Wie sieht der Geldmarkt aus? Böhm's DAX-Strategie

Am Geldmarkt werden die kurzfristigen Schulden und Schulden mit den Guthaben der Notenbanken abgewickelt. Neben den großen Notenbanken sind vor allem Handelsbanken, Versicherungsgesellschaften und Finanzierungsabteilungen großer Unternehmen am Geldmarkt beteiligt. Der Geldmarkt ist für die Notenbanken eine Art, die Geldmengen in einer Wirtschaft zu kontrollieren und damit mittelbar die Teuerung und das Wirtschaftswachstum zu beeinflussen.

Die Notenbanken bieten dem Geldmarkt in einer Zeit erhöhter Liquiditätsanforderungen mehr Eigenkapital zu besseren Bedingungen. Andererseits kann die Notenbank bei drohender Überhitzung des Geldmarktes, wenn zu viel Geld im Umlauf ist, durch verschärfte Bedingungen oder erhöhte Investitionszinsen dem Geldmarkt Geld entziehen. Der Geldmarkt wird von Kreditinstituten und Firmen genutzt, um kurzfristiges Geld zu investieren oder aufzunehmen.
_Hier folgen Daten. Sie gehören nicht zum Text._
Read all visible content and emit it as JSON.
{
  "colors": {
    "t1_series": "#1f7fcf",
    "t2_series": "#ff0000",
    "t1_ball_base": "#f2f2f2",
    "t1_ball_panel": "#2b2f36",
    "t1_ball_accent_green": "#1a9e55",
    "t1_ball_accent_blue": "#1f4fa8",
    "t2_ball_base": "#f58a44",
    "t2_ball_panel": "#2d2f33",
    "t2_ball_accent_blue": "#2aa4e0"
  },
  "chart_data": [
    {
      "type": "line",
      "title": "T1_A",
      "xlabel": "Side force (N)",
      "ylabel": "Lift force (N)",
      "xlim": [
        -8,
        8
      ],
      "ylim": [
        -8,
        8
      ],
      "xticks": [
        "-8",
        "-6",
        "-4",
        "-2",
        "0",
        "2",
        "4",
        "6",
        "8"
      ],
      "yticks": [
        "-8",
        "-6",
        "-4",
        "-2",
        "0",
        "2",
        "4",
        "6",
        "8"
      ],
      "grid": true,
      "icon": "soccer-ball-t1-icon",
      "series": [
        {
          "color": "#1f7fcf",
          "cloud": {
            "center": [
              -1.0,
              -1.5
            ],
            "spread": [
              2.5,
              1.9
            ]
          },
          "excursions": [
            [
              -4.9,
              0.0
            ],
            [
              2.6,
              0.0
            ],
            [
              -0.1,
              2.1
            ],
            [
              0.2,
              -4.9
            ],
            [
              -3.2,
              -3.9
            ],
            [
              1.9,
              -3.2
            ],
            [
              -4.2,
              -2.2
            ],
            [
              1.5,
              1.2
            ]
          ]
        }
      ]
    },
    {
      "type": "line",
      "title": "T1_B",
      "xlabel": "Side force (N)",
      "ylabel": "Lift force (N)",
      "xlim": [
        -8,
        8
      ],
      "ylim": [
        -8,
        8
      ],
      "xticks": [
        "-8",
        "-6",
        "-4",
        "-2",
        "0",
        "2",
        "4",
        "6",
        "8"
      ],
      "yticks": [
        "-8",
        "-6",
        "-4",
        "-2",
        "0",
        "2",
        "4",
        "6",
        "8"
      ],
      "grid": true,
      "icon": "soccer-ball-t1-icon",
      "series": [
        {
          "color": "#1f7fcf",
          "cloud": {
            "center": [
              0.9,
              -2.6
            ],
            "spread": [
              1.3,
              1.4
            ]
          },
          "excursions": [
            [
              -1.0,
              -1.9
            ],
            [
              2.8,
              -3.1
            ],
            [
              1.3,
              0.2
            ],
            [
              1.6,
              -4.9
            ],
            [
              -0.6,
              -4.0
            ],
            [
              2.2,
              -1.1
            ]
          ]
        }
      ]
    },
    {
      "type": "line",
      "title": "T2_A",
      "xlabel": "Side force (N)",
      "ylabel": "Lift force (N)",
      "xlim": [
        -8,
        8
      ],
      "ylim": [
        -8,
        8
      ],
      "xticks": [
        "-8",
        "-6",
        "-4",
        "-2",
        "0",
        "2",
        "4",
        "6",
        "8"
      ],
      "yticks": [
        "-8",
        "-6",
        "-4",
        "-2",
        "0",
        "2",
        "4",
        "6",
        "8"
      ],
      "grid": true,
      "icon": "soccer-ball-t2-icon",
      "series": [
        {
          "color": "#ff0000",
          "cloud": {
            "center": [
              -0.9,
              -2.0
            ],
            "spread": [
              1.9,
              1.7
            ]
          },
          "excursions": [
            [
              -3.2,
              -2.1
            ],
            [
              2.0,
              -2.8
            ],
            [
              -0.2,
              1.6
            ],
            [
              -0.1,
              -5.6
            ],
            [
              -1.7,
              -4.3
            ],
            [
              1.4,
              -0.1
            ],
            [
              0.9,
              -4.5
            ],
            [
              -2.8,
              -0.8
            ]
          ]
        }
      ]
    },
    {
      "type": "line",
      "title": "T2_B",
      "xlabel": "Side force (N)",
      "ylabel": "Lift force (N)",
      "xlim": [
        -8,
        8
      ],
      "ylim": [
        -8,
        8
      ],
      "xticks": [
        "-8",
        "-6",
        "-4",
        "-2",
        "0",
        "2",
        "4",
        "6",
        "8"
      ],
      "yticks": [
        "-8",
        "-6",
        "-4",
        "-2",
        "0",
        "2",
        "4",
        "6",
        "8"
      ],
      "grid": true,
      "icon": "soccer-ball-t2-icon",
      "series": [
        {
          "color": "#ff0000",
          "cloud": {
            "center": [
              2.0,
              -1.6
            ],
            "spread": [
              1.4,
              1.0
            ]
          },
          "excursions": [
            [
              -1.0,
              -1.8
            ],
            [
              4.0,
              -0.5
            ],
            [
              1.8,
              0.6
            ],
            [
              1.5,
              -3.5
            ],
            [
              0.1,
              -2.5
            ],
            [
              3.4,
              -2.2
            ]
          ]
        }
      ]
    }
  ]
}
Die Geldmärkte zeichnen sich durch eine hohe Kreditwürdigkeit und klare Regelungen aus. Deshalb sind Transaktionen am Geldmarkt einfach und zügig.

Geldmarktpapier, Geldmarktzinsen

in engerem Sinne ein Handelsmarkt für kurzfristige Fonds (Laufzeit bis zu einem Jahr). Die Guthaben bei Zentralnotenbanken werden hauptsächlich in Tages-, Monats- und Dreimonatsgeldern mit vereinbarten Laufzeiten (Festgeldern) oder mit vereinbarten Kündigungsfristen und unbestimmten Laufzeiten (Tagesgeldern) sowie in Geldmarktinstrumenten wie Schatzwechseln und unverzinslichen Schatzbriefen geführt. Am Geldmarkt sind die Handelsbanken selbst, die EZB und in Deutschland die Bank beteiligt.

Geldmarktzinsen werden im Wesentlichen durch die Zinssätze festgelegt, zu denen die Notenbank den Banken liquide Mittel zur Verfügung stellt. Der Geldmarkt ist im weiteren Sinne ein Geldmarkt, in dem die Nachfrage nach Geldmitteln, d.h. der Geldbedarf (z.B. kurzfristiger Kredit oder Kredit) und die Geldmenge zusammenfallen. Der Geldmarkt ist neben dem Kapital- und den Kreditmärkten einer der Finanzmärkte.

"Facts and Figures" bietet Ihnen Graphiken, Texten und Tafeln zu einem der bedeutendsten und komplexesten Zeitprozesse. Wirtschaftliches Grundwissen ist ebenso gefragt wie das kleine 1x1-Dossier, das Hintergrundinformationen und thematische Beiträge zu den bedeutendsten gegenwärtigen wirtschaftlichen Debatten bereitstellt.